PERSPECTIVE | ‘More changes are coming, and more suffering is coming’

The Lily News
Jul 10, 2017 · 4 min read
Alicia Garza. (KK Ottesen for The Washington Post)

Photograph and interview by KK Ottesen.

Alicia Garza, 36, has been an advocate on issues of reproductive health, rights for domestic workers, police brutality, racism and violence against trans and gender nonconforming people of color. Garza co-founded Black Lives Matter with Patrisse Cullors and Opal Tometi in 2013.

My mom has this thing where she doesn’t sugarcoat stuff. She would tell me growing up that it used to drive her crazy how we use code words to talk about things. She was like, The impacts of that are really serious. There’s no “stork,” for example. Sex makes babies, and babies are expensive. That was her regular refrain to me. So when I was in middle school and there was a debate happening in my school district over whether or not to allow school nurses to provide condoms, I had strong feelings about it. Bush — the first one — had the “global gag rule” cracking down on any public institution that had any kind of honest conversation about sex and the effects and impacts. So I got involved. I did sex-health education counseling with my peers and wrote op-eds in our local paper.

Black Lives Matter started from a post that I put on Facebook after the acquittal of George Zimmerman. I woke up in the middle of the night sobbing, just trying to process what had happened and wanting to find community around being in a lot of grief and having a lot of rage. I woke up the next morning to see that the post had been shared and liked and all these different things. And my sister Patrisse put a hashtag in front of it, which — I didn’t even really know what hashtags were — certainly helped to put the conversation out there much farther. We then had to figure out what our next step was going to be, because there was so much response. I think people were moved in a way that inspired them to want to organize. Basically people were contacting us, saying things like: How can we be a part of this? We want to start a chapter. We want to be a part of this thing called Black Lives Matter.

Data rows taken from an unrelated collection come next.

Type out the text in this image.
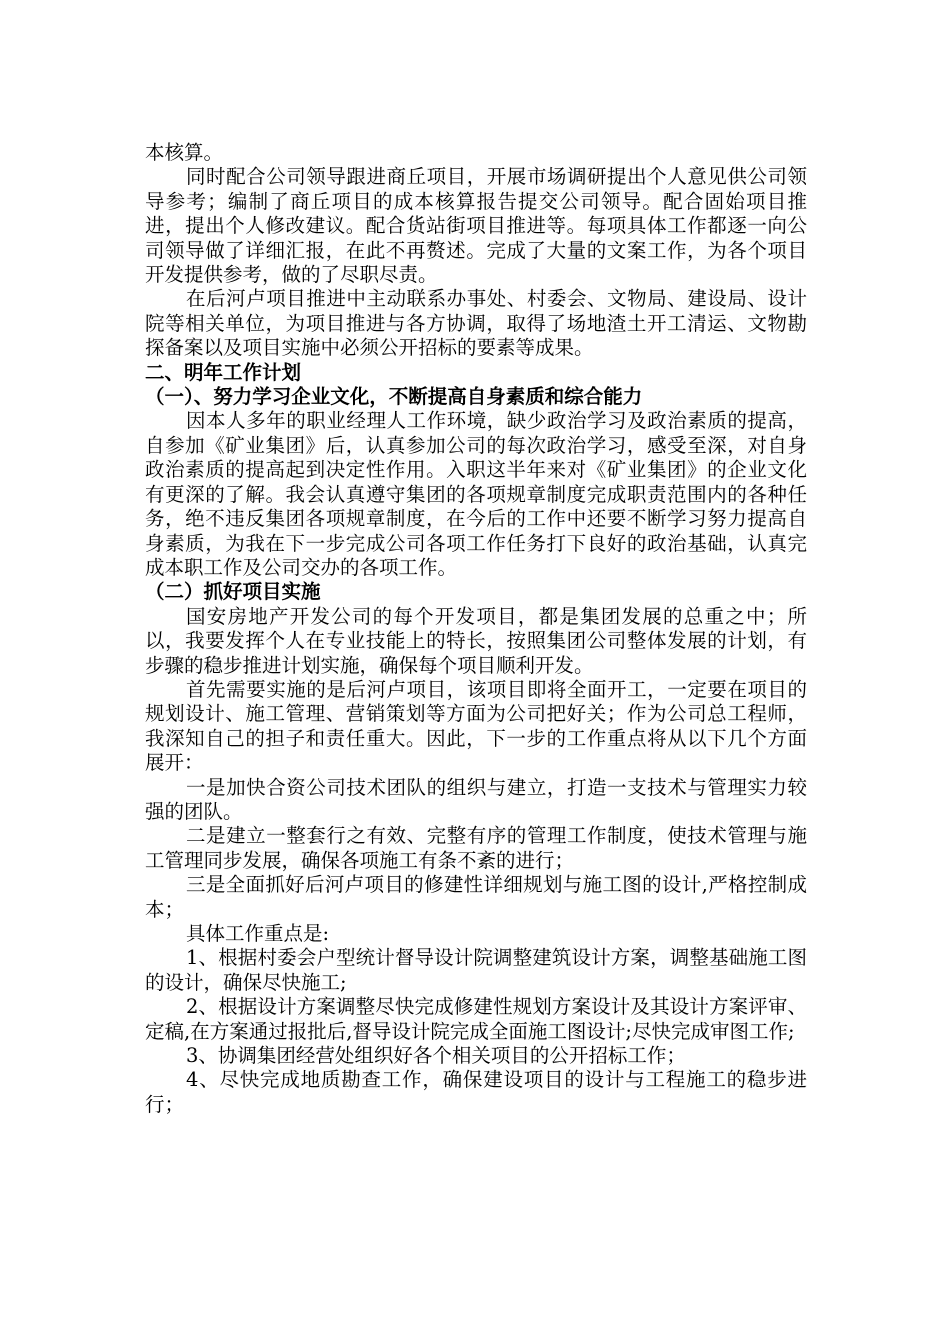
本核算。

同时配合公司领导跟进商丘项目，开展市场调研提出个人意见供公司领导参考；编制了商丘项目的成本核算报告提交公司领导。配合固始项目推进，提出个人修改建议。配合货站街项目推进等。每项具体工作都逐一向公司领导做了详细汇报，在此不再赘述。完成了大量的文案工作，为各个项目开发提供参考，做的了尽职尽责。

在后河卢项目推进中主动联系办事处、村委会、文物局、建设局、设计院等相关单位，为项目推进与各方协调，取得了场地渣土开工清运、文物勘探备案以及项目实施中必须公开招标的要素等成果。

二、明年工作计划
（一）、努力学习企业文化，不断提高自身素质和综合能力

因本人多年的职业经理人工作环境，缺少政治学习及政治素质的提高，自参加《矿业集团》后，认真参加公司的每次政治学习，感受至深，对自身政治素质的提高起到决定性作用。入职这半年来对《矿业集团》的企业文化有更深的了解。我会认真遵守集团的各项规章制度完成职责范围内的各种任务，绝不违反集团各项规章制度，在今后的工作中还要不断学习努力提高自身素质，为我在下一步完成公司各项工作任务打下良好的政治基础，认真完成本职工作及公司交办的各项工作。

（二）抓好项目实施

国安房地产开发公司的每个开发项目，都是集团发展的总重之中；所以，我要发挥个人在专业技能上的特长，按照集团公司整体发展的计划，有步骤的稳步推进计划实施，确保每个项目顺利开发。

首先需要实施的是后河卢项目，该项目即将全面开工，一定要在项目的规划设计、施工管理、营销策划等方面为公司把好关；作为公司总工程师，我深知自己的担子和责任重大。因此，下一步的工作重点将从以下几个方面展开：

一是加快合资公司技术团队的组织与建立，打造一支技术与管理实力较强的团队。

二是建立一整套行之有效、完整有序的管理工作制度，使技术管理与施工管理同步发展，确保各项施工有条不紊的进行；

三是全面抓好后河卢项目的修建性详细规划与施工图的设计,严格控制成本；

具体工作重点是:

1、根据村委会户型统计督导设计院调整建筑设计方案，调整基础施工图的设计，确保尽快施工;

2、根据设计方案调整尽快完成修建性规划方案设计及其设计方案评审、定稿,在方案通过报批后,督导设计院完成全面施工图设计;尽快完成审图工作;

3、协调集团经营处组织好各个相关项目的公开招标工作；

4、尽快完成地质勘查工作，确保建设项目的设计与工程施工的稳步进行；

I’m often surprised at how many people care and want to get involved, and they’ve just never been asked. I’ve been in conversations with family and colleagues where I say to myself, Wow, I assumed that that wouldn’t be something that you cared about. And silly me for assuming that. The best advice I ever got as an organizer was that if you can organize your family, you’re a good organizer. Because it’s not just rhetoric then. These are people who changed your diaper, people who loved on you at your 9th birthday party. And if they know that there’s something that’s really important to you, it does have the potential to change — not just minds, but the way that people act politically. So when people say, “Well, I don’t talk to my family because they’re all conservatives,” or “I don’t talk to my family because they’re racist,” I’m, like, “No, no, no; that’s exactly who you need to be talking to.” Because the only person who’s going to stop them from sending me death threats is you.

These things happening now at the federal level are literally impacting whether or not people live or die. More changes are coming, and more suffering is coming. I’m not under any illusions about that. But I am hopeful that people won’t take it lying down.